A firm may face any number of crisis scenarios, but when it comes to the cause, how the firm is perceived is crucial to its response. Stakeholders will view the firm in one of three ways: victim, cause, or enabler.
Victim, Cause, or Enabler?
Are you the victim of a crisis because an outside entity caused your firm harm? Crises of this type may include theft, cyber-breach, or malicious misconduct. Your communications should quickly identify the cause and the steps you are taking to correct the problem—ultimately creating a narrative that garners empathy from your audiences.
Is the cause of the crisis directly linked to actions you or your firm took? Examples in which the firm may have contributed to the cause of the crisis may include safety or health issues, partner disputes, or mismanagement episodes. In your initial communications, take responsibility for actions causing the crisis and define the actions being taken to mitigate a repeat occurrence. If there are victims resulting from the incident, demonstrate your concern for their welfare and clearly communicate any efforts being implemented to aid and support them.
How does a firm enable a crisis? Enabling can be a source of the cause when an employee or policy fails to provide proper protections, resulting in the crisis. Using free WiFi at a local Starbucks is not only convenient, but an enjoyable way to work between client calls. It’s also a convenient way for sensitive client information to be easily accessed, which then projects a firm image of incompetence. When policies or actions enable a crisis, communications efforts should acknowledge the incident and include strategies to review and revise policies, employee communications, and training.
Now that a firm’s role in the crisis has been identified, it’s time to consider developing a crisis communications strategy that is implemented long before you become the victim, cause, or enabler of a crisis.
Creating the Crisis Plan: Key Elements to Anticipate During Planning
Communications efforts will be far more effective if you begin by defining potential crises your firm may face and evaluating options for incident management that are both clearly defined and understood by firm leadership and employees. Clarify the roles of each key leader and team member, prepare a crisis guide with vital information to see you through the incident, and be sure it has been reviewed and practiced. This is a critical first step to managing an incident before it hits.
Communicators are pressured to get messages out quickly, and risk managers often seek to know every fact and detail prior to communicating with stakeholders, which can create conflict when a crisis event is in full force. Map relationships between the legal department and the communications department to collaboratively protect your organization both legally and reputationally. Together, communications and risk management can craft potential message points and legally approve them in advance. Taking this preparatory step is a great way to ensure you legally get ahead of the story and drive the narrative in a manner that mitigates the chance for related litigation and regulatory investigations.
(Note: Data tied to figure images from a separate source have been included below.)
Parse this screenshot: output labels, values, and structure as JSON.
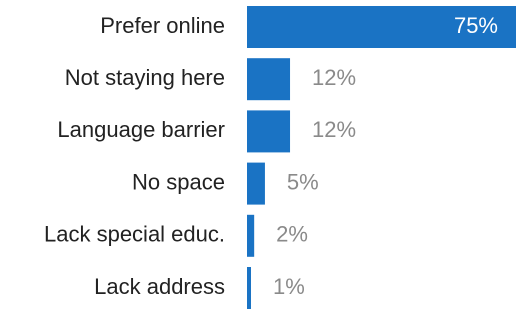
{
  "chart_data": {
    "type": "bar",
    "orientation": "horizontal",
    "categories": [
      "Prefer online",
      "Not staying here",
      "Language barrier",
      "No space",
      "Lack special educ.",
      "Lack address"
    ],
    "values": [
      75,
      12,
      12,
      5,
      2,
      1
    ],
    "value_labels": [
      "75%",
      "12%",
      "12%",
      "5%",
      "2%",
      "1%"
    ],
    "xlim": [
      0,
      75
    ],
    "grid": false,
    "legend": "none",
    "bar_color": "#1a73c4",
    "label_color": "#222222",
    "value_color": "#8a8a8a",
    "inside_value_color": "#ffffff"
  }
}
Have a clearly written plan that aligns with communications best practices, policy, and procedures. Conduct a gap analysis of your policies regularly, and revise them to align with the current climate and regulations. Social media and media relations policies should reflect what can or cannot occur during work hours, on official social media sites, or on behalf of the firm, as well as what employees can and cannot say on their personal social media accounts. It should also include potential risk scenarios your firm or practice may experience and communications efforts you may make in response to each scenario.
Crisis Communications Planning: Best Practices
As you focus your attention on the actual communications, a general press release or statement is never enough. Identify who are your key audiences and what are the best media channels to utilize to ensure they get your message.
Draft possible messages to align with identified crises you may face. While I always recommend drafting an initial statement first, it is good to take this to the next level and tailor messages to specific audiences and media channels. A prepared press release will look far different than a social media post. An executive message may include a greater level of detail than a general message to employees.
One of the most difficult situations people may face during a crisis is interfacing with the media. Reporters are competing with their rivals to break the news first, and they want facts that will make their story unique. To prepare for the inevitable interview, be sure to identify the spokesperson and/or people that will be allowed to speak on behalf of the firm, and ensure they are properly trained for the task. Prepare a media kit of pertinent background information and firm facts to avoid the non-essential follow-up calls reporters often need to create the backstory.
A marketing plan that focuses solely on business development could eventually put your firm in jeopardy when a crisis becomes a reality. Be certain to expand your firm’s marketing efforts to include proactive planning that will help your firm communicate effectively through turbulent times.